A 'concept musical' is a musical where the show's metaphor or statement is more important than the actual narrative. Concept musicals have their roots in the plays with music Bertolt Brecht wrote with Kurt Weill and other composers. They were introduced to Broadway in the 1940s, but first flourished in the late 1960s, and became more popular in the 1970s, a trend that was set off by Hair.

There are three major contenders for the title of first concept (even though the term "concept musical" hadn't been coined when any of them played): Lady in the Dark (1941) by Kurt Weill, Ira Gershwin, and Moss Hart, Allegro (1947) by Rodgers and Hammerstein, and Love Life (1948) by Weill and Alan Jay Lerner.

It is a term first coined by Martin Gottfried in the New Yorker magazine to describe a show which is "theatrical and pictorial" rather than narratively intellectual.[citation needed]

Concept musicals began to emerge as a significant form in the early 1960s, because their fragmented approach to storytelling helped revitalize a musical theatre that was becoming formulaic and, in some people's view, stale. Both The Fantasticks and Stop the World--I Want to Get Off were influential concept musicals in 1961. It is commonly thought that the 1966 Broadway hit Cabaret, written by John Kander and Fred Ebb and directed by Harold Prince, is a "concept musical" because of its structure, where the songs comment on the action within the narrative frame of the Kit Kat Klub. Removed from the story, these songs become effectively 'commentary' in the style of Bertholt Brecht and Kurt Weill's The Threepenny Opera, but about half of the songs are traditional "book songs" like "Perfectly Marvelous" and "So What?" It can thus be said to be the intermediary between the book musical and the concept musical! The non-linear narrative structure of Hair, which opened Off-Broadway in 1967 and then on Broadway in 1968, makes it a full-fledged concept musical.

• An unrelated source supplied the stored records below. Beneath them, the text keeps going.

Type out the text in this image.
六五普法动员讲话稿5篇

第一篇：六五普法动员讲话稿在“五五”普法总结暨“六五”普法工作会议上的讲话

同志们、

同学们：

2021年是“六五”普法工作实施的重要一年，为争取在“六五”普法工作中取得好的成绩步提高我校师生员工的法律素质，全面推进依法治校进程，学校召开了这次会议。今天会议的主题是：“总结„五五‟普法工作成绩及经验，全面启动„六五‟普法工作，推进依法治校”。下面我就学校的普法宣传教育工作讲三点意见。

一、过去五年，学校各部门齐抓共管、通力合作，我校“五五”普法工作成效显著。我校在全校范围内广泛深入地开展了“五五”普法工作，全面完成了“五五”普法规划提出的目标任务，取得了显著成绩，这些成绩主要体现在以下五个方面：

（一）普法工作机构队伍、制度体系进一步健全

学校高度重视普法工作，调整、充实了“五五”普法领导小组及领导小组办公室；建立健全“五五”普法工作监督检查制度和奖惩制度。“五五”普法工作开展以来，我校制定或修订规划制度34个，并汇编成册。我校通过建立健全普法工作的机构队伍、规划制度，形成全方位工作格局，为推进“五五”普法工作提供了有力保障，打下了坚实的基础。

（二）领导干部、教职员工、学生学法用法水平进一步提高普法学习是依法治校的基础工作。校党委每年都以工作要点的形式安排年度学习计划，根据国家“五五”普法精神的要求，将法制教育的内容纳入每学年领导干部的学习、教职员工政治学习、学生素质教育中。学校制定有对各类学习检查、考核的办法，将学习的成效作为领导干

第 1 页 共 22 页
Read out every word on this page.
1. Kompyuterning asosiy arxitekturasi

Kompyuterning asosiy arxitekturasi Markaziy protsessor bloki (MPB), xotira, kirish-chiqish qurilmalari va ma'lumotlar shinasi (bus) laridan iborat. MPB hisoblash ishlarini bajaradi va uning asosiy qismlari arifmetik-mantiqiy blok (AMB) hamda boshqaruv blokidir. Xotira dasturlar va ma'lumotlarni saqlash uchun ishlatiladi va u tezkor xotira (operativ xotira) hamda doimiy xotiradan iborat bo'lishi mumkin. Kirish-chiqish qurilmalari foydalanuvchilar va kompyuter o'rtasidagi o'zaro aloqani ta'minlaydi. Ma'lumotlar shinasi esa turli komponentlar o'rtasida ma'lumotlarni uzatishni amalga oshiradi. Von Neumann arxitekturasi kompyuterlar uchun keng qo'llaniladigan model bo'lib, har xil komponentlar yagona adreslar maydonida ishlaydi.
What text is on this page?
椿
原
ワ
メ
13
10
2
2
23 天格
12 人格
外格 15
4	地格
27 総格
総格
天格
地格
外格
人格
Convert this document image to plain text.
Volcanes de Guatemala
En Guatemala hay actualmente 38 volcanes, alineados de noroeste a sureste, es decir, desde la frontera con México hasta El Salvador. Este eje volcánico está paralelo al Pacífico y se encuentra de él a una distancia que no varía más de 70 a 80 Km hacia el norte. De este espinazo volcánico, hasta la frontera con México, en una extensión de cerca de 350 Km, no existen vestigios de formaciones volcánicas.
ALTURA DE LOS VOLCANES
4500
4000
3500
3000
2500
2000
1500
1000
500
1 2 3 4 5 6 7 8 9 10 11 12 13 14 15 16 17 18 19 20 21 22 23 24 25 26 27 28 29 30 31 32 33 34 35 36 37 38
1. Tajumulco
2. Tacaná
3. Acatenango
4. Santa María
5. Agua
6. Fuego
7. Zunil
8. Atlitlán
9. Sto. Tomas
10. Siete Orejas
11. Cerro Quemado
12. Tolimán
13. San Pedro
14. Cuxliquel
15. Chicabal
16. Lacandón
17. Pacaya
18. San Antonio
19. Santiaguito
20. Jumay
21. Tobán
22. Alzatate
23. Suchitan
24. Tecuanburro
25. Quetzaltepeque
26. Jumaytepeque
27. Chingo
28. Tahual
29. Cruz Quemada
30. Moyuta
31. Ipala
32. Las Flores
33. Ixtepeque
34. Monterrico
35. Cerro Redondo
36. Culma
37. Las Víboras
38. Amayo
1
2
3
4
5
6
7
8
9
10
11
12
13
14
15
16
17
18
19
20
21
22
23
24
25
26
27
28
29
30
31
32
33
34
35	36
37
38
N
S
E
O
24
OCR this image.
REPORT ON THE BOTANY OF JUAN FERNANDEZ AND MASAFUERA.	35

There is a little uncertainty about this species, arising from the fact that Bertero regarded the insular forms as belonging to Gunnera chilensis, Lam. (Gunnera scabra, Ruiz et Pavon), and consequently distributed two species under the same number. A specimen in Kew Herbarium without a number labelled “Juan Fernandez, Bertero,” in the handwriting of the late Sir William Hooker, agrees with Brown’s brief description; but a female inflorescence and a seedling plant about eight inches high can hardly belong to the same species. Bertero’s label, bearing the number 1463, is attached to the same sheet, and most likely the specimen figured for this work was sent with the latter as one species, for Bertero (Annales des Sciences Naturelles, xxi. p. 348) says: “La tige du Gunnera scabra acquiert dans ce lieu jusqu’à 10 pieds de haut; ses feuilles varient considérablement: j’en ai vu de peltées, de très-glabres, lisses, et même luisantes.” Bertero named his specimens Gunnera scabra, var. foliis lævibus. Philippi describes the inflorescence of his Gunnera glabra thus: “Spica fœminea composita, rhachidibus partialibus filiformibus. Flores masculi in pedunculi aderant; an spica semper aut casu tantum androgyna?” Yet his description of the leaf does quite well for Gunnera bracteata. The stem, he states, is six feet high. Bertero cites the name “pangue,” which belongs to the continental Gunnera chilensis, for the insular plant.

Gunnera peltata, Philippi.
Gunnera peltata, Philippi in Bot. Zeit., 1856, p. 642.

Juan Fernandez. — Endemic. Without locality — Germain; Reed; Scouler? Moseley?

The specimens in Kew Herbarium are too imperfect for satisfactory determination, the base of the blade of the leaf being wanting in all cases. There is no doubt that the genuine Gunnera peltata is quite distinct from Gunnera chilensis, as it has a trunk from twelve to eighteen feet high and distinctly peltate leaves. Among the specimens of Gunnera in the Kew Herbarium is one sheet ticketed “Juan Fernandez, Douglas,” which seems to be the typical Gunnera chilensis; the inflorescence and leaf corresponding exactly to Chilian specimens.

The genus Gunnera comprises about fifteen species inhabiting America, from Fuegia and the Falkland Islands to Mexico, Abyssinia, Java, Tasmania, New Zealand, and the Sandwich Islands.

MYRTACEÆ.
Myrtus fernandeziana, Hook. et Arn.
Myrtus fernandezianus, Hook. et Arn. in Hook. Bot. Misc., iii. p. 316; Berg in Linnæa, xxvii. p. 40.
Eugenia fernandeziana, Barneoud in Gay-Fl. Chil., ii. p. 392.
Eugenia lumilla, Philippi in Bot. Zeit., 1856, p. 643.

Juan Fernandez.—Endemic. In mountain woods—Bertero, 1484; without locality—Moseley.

Other uses of the phrase have been applied to the intellectually challenging work of Stephen Sondheim--especially Company, with its fragmented, non-linear narrative approach. Yet as John Bush Jones has pointed out, this cannot truly be the case. As Gottfried insisted that aesthetic principles and "theatricality" take precedence as "the concept" of the work, then the intellectual rigour and socially aware narratives of Sondheim's musicals such as Company or Sunday in the Park with George are narrative driven shows whose manner of presentation are all at once postmodern, self-referential, and challenging.

As Gottfried defined the term, it would be more applicable to works such as Andrew Lloyd Webber's Cats or Starlight Express where the elaborate staging and concept of presentation determined many other production factors.